Metropolitan News-Enterprise

 

Thursday, January 2, 2003

 

Page 1

 

Restricting Eligibility to Run for Board to Native Hawaiians Invalidated

 

By KENNETH OFGANG, Staff Writer/Appellate Courts

 

Provisions of Hawaii’s constitution and statutes that require elected trustees of the Office of Hawaiian Affairs to be of native ancestry violate the U.S. Constitution and the Voting Rights Act, the Ninth U.S. Circuit Court of Appeals ruled Tuesday.

The panel ruling comes nearly three years after the U.S. Supreme Court struck down the state’s law limiting voting in OHA elections to native Hawaiians, who are defined as being the descendants of the aboriginal people who occupied the islands in 1778. It upholds a summary judgment in favor of a multiethnic group of plaintiffs who sued following the February 2000 ruling in Rice v. Cayetano, 528 U.S. 495 (2000).

The Rice ruling led to the resignations of all nine board members and their replacement by members appointed by the governor. Gov. Ben Cayetano, whose spokesman said he anticipated that the prohibition against service by non-natives would be struck down as well, named the first non-native member of the board.

Public Trust

The OHA was created in 1978 to administer programs designed to benefit native Hawaiians. Its funding comes, in part, from the public land trust that Congress created in 1920 and turned over to the state upon its admission in 1959 to improve the conditions of native Hawaiians.
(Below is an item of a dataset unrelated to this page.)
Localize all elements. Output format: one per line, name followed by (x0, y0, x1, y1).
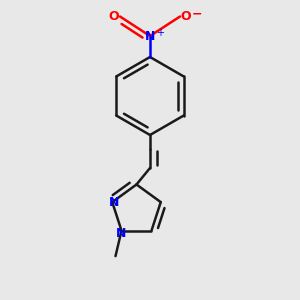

U.S. District Judge Helen Gillmor of the District of Hawaii agreed with the plaintiffs that the ban on election of non-Hawaiians to the board was unconstitutional. She also held that limiting appointments to fill vacancies to native Hawaiians violated the Equal Protection Clause of the Fourteenth Amendment.

Her preliminary injunction, which enabled non-Hawaiians to run beginning in 2000, was later made permanent and was upheld by Tuesday’s decision. One of the plaintiffs, Kenneth Conklin, a retired Boston teacher who moved to Hawaii in 1992, ran for a seat and finished fourth.

Not Like Indians

Judge A. Wallace Tashima, writing yesterday for the Ninth Circuit, agreed with the district judge that the Fifteenth Amendment and the Voting Rights Act prohibit racial discrimination in the establishment of requirements to run for office, as well as to vote. He also rejected the state’s reliance on Morton v. Mancari, 417 U.S. 535 (1974), which held that the unique status of Indian tribes permitted Congress to enact a law giving Native Americans preference in hiring by the Bureau of Indian Affairs.
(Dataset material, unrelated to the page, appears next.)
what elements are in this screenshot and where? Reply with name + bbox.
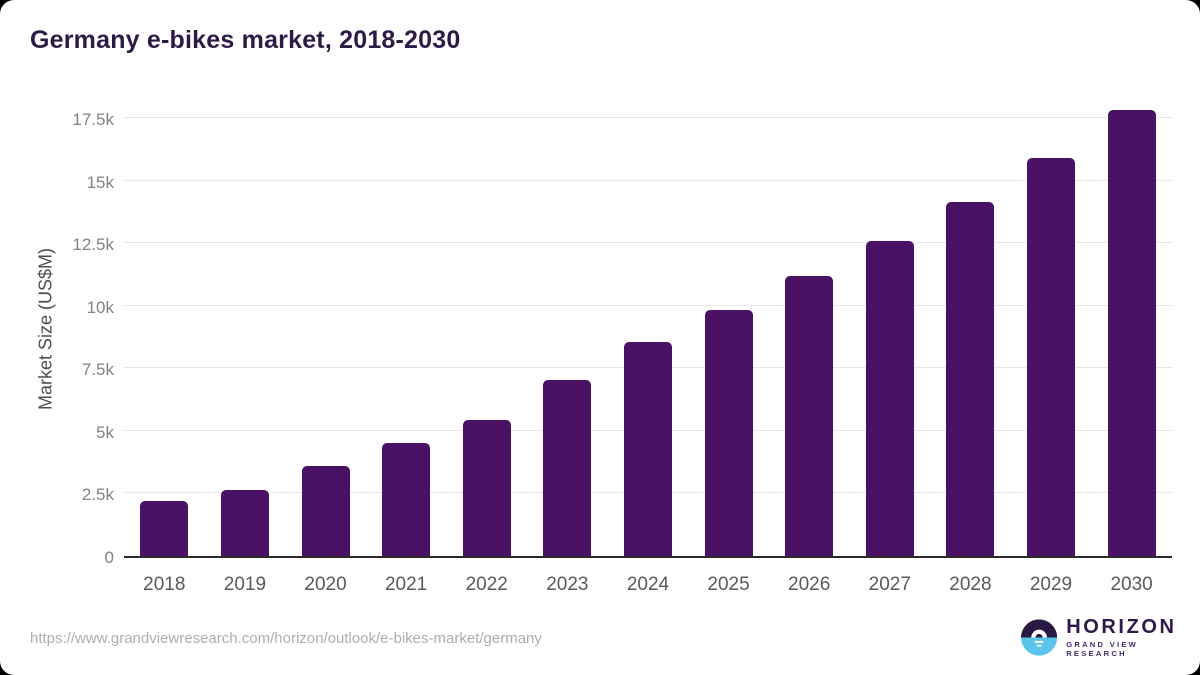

Tashima adopted the reasoning of the Rice court, which declined to apply Morton to the determination of voting requirements for the OHA.

OHA is a policymaking body whose decisions affect all Hawaiians, the judge said. Thus, even though one group is affected more than the rest of the populace, OHA’s board must be elected in voting in which all citizens of the state are free to take part as voters and candidates, Tashima said.

The district judge went too far in one aspect of the ruling, however, Tashima went on to say. Gillmor, he explained, should not have ruled on the Fourteenth Amendment issue relating to appointed trustees because none of the plaintiffs were claiming to have sought appointment or been otherwise injured as a result of the appointment process.

Judge Richard C. Tallman concurred in the opinion. Senior Judge J. Clifford Wallace concurred separately, saying the case should have been decided solely on Voting Rights Act, rather than constitutional, grounds.

The case is Arakaki v. State of Hawaii, 00-17213.